The IL28B haplotype results are listed in Table S1. There was considerable homogeneity in the populations sampled. All but one of the fifteen sero-positive samples were homozygous for the major allele C in haplotype rs12979860 and all were homozygous for the major allele T in rs8099917. The remaining sample, P_242, was heterozygous for the rs12979860 SNP. The CC/TT genotype is strongly associated with spontaneous and treatment-induced clearance in genotypes 1 and 4. [16], [17], [38]. A further eighty-eight individuals from the same three countries were typed for the rs8099917 SNP as part of another study and the results were also homogeneous (see Table S2).
Discussion
Our results demonstrate a national HCV sero-prevalence of 2.2% in PNG, 0.1% in Fiji, and 0% in Kiribati, considerably less than previously reported but in line with the few published reports of the sero-prevalence in the SPICs [33], [35], [39]. However, we observed considerable variability in HCV sero-prevalence among the sample sites. Five sites were screened in PNG but HCV reactivity was found in only two locations (Port Moresby and Madang).
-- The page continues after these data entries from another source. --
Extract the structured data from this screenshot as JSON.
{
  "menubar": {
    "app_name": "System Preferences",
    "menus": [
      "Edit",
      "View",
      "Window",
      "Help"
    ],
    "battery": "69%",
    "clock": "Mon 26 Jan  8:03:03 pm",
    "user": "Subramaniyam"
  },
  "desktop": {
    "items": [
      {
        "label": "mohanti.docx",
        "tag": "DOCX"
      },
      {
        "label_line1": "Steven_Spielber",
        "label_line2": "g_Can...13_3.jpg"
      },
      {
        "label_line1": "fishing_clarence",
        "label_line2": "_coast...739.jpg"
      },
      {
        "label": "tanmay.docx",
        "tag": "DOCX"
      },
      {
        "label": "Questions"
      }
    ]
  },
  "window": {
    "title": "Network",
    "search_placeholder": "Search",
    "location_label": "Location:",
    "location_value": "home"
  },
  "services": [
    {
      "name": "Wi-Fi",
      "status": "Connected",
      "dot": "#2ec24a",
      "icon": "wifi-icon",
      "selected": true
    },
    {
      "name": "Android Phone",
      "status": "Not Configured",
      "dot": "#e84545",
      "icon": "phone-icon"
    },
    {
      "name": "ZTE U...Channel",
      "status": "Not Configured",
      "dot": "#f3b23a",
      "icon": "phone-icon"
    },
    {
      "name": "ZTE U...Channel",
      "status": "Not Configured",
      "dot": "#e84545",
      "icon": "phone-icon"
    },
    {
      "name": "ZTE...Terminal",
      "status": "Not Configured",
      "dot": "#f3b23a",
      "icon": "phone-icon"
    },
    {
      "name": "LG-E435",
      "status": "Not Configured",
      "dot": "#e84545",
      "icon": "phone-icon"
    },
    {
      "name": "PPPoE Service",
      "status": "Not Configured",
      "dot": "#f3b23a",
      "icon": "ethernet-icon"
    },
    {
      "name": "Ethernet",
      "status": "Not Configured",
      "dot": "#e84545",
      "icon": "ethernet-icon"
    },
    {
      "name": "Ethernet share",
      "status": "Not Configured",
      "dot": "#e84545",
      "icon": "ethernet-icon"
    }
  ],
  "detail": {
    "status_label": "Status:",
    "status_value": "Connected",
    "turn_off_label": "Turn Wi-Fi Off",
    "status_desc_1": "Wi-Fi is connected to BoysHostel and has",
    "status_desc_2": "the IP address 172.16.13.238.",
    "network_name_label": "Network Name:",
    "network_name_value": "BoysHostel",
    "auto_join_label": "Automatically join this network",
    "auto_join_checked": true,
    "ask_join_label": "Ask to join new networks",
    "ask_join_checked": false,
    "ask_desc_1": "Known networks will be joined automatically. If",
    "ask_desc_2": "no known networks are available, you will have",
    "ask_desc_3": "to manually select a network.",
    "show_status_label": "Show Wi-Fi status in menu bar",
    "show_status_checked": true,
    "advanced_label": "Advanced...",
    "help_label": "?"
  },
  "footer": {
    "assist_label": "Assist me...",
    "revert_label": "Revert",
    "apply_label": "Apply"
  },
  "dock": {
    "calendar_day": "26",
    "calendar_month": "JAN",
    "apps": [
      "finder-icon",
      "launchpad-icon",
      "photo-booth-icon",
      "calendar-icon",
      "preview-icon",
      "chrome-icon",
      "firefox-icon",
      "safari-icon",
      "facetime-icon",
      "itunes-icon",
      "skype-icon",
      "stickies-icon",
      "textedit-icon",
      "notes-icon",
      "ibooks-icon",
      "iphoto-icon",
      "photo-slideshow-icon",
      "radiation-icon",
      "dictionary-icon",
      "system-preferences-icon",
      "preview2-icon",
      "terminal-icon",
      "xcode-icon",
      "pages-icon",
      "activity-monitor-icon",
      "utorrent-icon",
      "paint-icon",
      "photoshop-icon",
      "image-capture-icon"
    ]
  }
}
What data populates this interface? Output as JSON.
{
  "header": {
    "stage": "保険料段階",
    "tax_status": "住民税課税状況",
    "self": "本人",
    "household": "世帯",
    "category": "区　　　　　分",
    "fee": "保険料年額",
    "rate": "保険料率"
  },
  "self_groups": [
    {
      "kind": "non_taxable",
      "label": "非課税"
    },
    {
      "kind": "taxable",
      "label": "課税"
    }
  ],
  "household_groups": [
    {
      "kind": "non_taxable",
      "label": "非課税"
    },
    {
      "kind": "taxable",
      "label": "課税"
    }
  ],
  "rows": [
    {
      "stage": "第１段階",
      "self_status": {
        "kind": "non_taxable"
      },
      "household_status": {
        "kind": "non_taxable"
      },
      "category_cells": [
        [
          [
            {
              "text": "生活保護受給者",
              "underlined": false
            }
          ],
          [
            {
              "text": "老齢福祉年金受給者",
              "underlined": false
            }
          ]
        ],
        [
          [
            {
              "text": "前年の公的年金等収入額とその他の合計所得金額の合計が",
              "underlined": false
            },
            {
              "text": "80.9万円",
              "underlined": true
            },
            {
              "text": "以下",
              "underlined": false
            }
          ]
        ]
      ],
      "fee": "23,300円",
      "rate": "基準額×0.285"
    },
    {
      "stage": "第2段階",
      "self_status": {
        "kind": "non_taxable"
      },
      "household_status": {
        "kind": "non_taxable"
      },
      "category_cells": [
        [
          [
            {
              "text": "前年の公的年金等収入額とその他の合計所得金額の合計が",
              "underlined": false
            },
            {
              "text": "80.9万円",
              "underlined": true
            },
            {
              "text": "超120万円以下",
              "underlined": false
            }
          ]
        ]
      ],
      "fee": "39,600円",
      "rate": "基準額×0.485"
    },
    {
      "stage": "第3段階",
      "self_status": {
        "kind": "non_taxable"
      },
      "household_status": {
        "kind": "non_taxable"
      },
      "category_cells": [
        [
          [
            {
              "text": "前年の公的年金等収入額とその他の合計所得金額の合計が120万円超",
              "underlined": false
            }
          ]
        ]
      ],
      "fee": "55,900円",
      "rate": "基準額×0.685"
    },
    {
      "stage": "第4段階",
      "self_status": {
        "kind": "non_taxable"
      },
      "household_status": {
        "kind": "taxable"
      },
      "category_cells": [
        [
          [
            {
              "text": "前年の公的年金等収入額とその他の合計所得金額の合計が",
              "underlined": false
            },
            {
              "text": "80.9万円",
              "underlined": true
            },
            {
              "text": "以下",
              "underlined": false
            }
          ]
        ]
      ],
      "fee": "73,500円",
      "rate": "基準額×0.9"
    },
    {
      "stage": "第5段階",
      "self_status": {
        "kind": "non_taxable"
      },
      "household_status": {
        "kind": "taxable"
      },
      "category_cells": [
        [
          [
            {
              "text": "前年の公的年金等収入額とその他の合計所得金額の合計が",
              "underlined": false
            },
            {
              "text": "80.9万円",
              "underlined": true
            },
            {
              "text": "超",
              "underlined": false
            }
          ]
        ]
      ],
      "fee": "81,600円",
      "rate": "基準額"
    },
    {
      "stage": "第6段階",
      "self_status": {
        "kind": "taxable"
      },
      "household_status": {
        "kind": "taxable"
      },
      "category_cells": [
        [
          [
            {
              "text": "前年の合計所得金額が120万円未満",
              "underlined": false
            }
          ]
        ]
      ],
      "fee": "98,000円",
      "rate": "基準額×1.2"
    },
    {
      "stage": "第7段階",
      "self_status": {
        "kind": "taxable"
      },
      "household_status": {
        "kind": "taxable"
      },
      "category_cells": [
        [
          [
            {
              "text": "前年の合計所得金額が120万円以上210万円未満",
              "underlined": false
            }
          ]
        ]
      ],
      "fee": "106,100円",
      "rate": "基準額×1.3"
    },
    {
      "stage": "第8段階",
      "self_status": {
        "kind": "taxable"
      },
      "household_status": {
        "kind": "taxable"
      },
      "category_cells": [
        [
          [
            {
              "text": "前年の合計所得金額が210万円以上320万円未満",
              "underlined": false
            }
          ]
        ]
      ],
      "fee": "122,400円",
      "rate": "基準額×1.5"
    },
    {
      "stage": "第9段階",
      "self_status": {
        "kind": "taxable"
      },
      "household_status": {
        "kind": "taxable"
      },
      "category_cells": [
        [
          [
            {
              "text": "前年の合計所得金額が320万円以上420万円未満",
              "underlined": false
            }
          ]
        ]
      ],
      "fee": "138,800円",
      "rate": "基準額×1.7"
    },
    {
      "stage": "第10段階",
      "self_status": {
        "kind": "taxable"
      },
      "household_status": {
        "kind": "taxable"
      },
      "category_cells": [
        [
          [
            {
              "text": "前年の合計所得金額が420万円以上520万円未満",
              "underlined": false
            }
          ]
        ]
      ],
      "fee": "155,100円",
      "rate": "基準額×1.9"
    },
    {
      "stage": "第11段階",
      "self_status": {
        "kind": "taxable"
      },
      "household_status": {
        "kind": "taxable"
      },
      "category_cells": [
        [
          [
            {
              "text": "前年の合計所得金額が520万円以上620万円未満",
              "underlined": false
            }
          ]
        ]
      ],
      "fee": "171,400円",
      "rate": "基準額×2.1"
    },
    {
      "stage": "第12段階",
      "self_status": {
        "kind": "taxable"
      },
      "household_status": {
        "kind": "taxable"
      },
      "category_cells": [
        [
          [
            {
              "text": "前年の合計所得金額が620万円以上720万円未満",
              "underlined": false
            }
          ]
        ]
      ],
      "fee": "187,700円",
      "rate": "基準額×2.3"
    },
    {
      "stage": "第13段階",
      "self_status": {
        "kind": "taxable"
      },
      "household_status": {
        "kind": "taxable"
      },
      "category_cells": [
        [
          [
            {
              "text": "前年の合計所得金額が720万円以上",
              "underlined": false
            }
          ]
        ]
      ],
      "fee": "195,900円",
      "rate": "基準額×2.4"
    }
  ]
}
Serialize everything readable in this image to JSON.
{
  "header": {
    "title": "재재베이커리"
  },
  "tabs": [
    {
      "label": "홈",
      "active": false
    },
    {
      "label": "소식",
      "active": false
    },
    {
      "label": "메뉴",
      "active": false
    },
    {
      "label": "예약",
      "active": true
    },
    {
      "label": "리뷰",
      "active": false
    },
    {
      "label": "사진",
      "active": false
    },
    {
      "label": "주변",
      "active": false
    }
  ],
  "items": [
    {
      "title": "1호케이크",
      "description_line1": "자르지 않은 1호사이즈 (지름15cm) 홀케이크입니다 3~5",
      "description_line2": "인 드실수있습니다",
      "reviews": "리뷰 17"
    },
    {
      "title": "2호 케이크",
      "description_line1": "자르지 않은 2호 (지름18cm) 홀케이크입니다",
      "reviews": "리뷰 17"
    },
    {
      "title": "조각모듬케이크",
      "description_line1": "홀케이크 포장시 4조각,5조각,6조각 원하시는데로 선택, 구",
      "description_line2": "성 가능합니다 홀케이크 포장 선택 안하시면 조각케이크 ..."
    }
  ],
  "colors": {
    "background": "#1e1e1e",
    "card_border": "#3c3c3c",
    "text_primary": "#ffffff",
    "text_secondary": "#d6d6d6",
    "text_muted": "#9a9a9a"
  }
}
These two towns are in lowland coastal areas with moderately well-supported hospitals and infrastructure, both have a notable influx of foreign workers and tourists, and both are towns that were established early in PNG colonial history. Any one of these factors may have introduced the virus to these particular provinces. HCV is unlikely to have become established by IDUs. A handful of IDUs from PNG have been reported in behavioural survey studies, but there is no known IDU cohort or culture, nor reliable estimates of IDU prevalence in PNG [40]). It is unlikely that the 9.6% sero-prevalence we found in Madang reflects the general population exposure, as closer inspection revealed that the sample population was enriched for high-risk exposure participants such as health-care workers or people that handled blood as part of their profession (e.g. nurses or phlebotomists). Indeed, individuals PW013, PW017, PW023, PW062, PW064, and PGM016 were all health-care workers of some kind. The possibility that HCV exposure might be so prevalent amongst health-care workers highlights the need for better awareness and control.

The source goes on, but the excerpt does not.